Add whatever you need into requirements.txt. From within the container in the same directory as the Makefile (which happens to be /code run:

root@f513331941bc:/code# make libs

Looking at the Makefile you’ll see again there isn’t much magic to this. The key here is that we are building our C bindings on the same architecture that Lambda uses to run your functions, that is, Linux.
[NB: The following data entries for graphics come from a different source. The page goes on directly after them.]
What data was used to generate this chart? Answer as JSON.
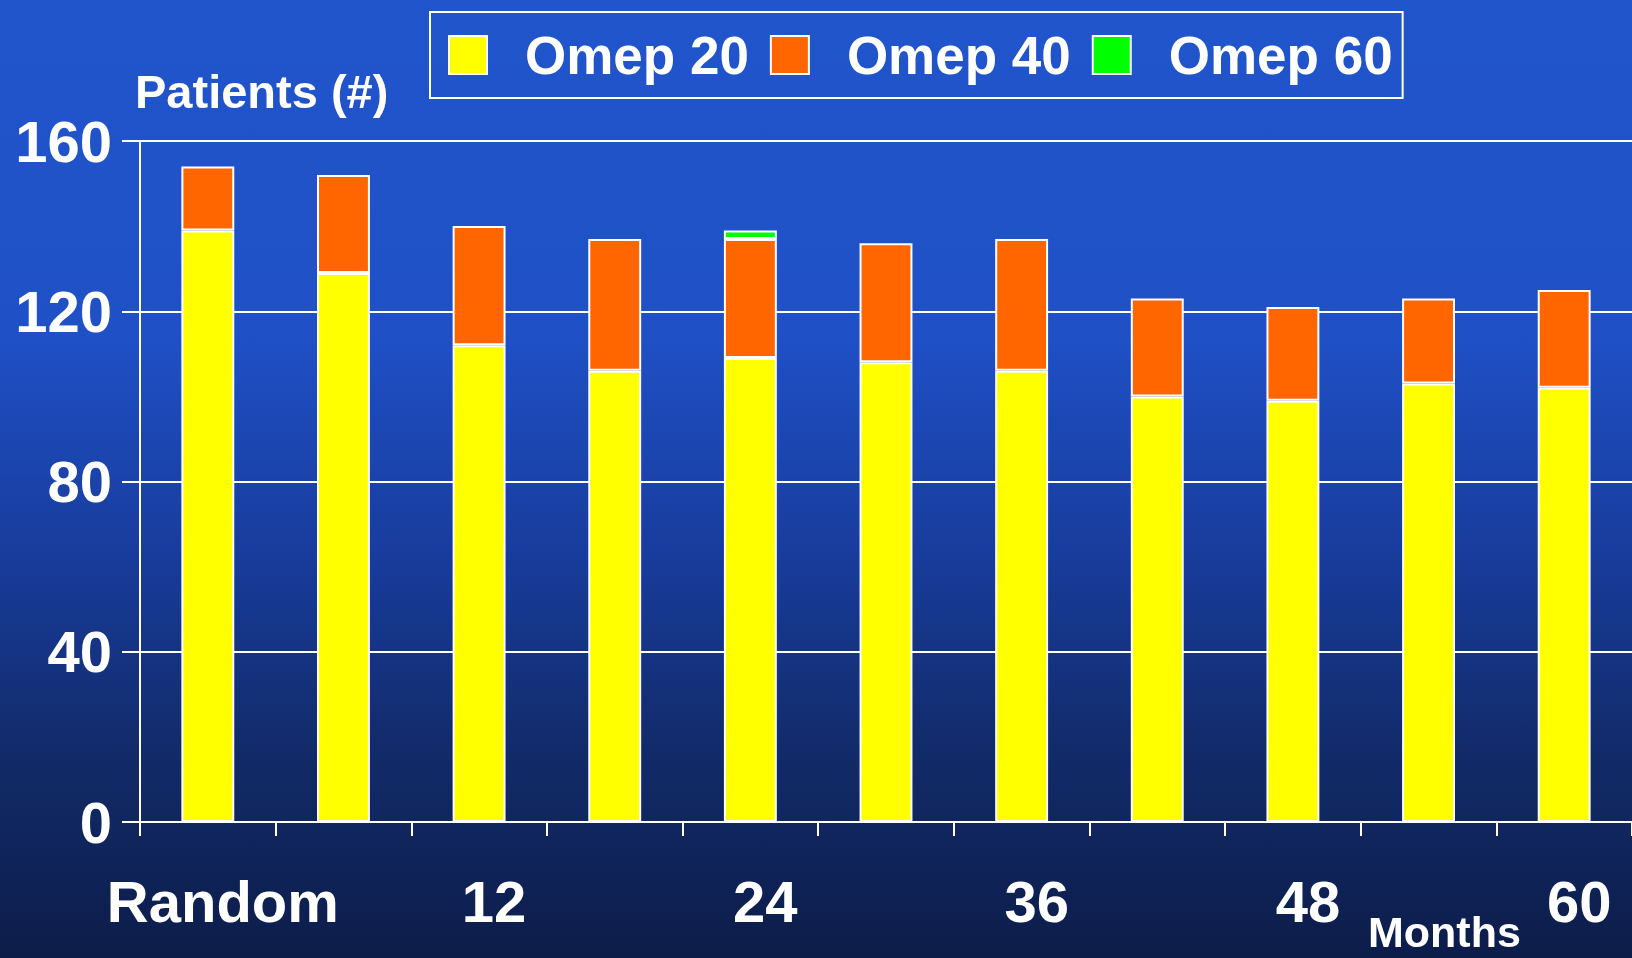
{
  "chart_data": {
    "type": "bar",
    "ylabel": "Patients (#)",
    "xlabel": "Months",
    "categories": [
      "Random",
      null,
      "12",
      null,
      "24",
      null,
      "36",
      null,
      "48",
      null,
      "60"
    ],
    "series": [
      {
        "name": "Omep 20",
        "color": "#ffff00",
        "values": [
          139,
          129,
          112,
          106,
          109,
          108,
          106,
          100,
          99,
          103,
          102
        ]
      },
      {
        "name": "Omep 40",
        "color": "#ff6600",
        "values": [
          15,
          23,
          28,
          31,
          28,
          28,
          31,
          23,
          22,
          20,
          23
        ]
      },
      {
        "name": "Omep 60",
        "color": "#00ff00",
        "values": [
          null,
          null,
          null,
          null,
          2,
          null,
          null,
          null,
          null,
          null,
          null
        ]
      }
    ],
    "stacked": true,
    "ylim": [
      0,
      160
    ],
    "yticks": [
      0,
      40,
      80,
      120,
      160
    ],
    "grid": "y",
    "legend": "top"
  }
}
If you shut down your container you will notice that your libs directory is still there. This is nice and on purpose…using the -v (volume) argument to docker run we’re able to map our host’s directory into the container. Any packages we install will be built from within the Linux container but will ultimately be written to our host’s file-system. You’ll only need to make libs when you add or update your requirements.txt files. There is also a make clean command which can be used to start over.

handler.py

Now that we have all of our libraries we need to tell our Python code how to find them. At the top of handler.py, I always have these first four lines of code (two imports + two lines to deal with sys.path):

# begin magic four lines
import os
import sys

CWD = os.path.dirname(os.path.realpath(__file__))
sys.path.insert(0, os.path.join(CWD, "lib"))
# end magic four lines

# now it's ok to import extra libraries
import numpy as np

def handler(event, context):
    pass

Another very useful convention I’ve come to settle on is using a single handler.py function as the entrypoint for all of my functions. The handler does nothing more than the basic bootstrapping of the path, importing my own modules and handing off the work to those other modules. In the end, the file structure looks something like this:

$ tree -L 2
.
├── Dockerfile
├── Makefile
├── envs
│   ├── dev
│   └── production
├── requirements.txt
├── serverless
│   ├── handler.py
│   ├── lib
│   ├── serverless.yml
│   └── very
│       ├── aws.py
│       ├── constants.py
│       └── feed.py
└── tests
    ├── __init__.py
    ├── conftest.py
    ├── test_aws.py
    └── test_feed.py

handler.py will import my other modules which happen to be inside the very directory in this example and rely on them to execute my business logic. Using convention you can be sure that the system path is already set up so that importing your extra modules will work as you’d expect, without needing to alter the path again.

Conclusion

Docker along with this Makefile make is extremely easy to manage different deployments of your Serverless stack and facilitate quickly iterating on your code. Still, there are a few gotchas which take a little time to learn and master. Organizing my Serverless projects like this has saved me quite a bit of time. I can spin up a new project in a matter of minutes and deploy code changes within seconds, all while keeping my host system clean and free of any installations of the Serverless framework. Changing versions of Serverless is a one-line change in the Makefile.

If you try this out and it works or you see some improvments please let me know!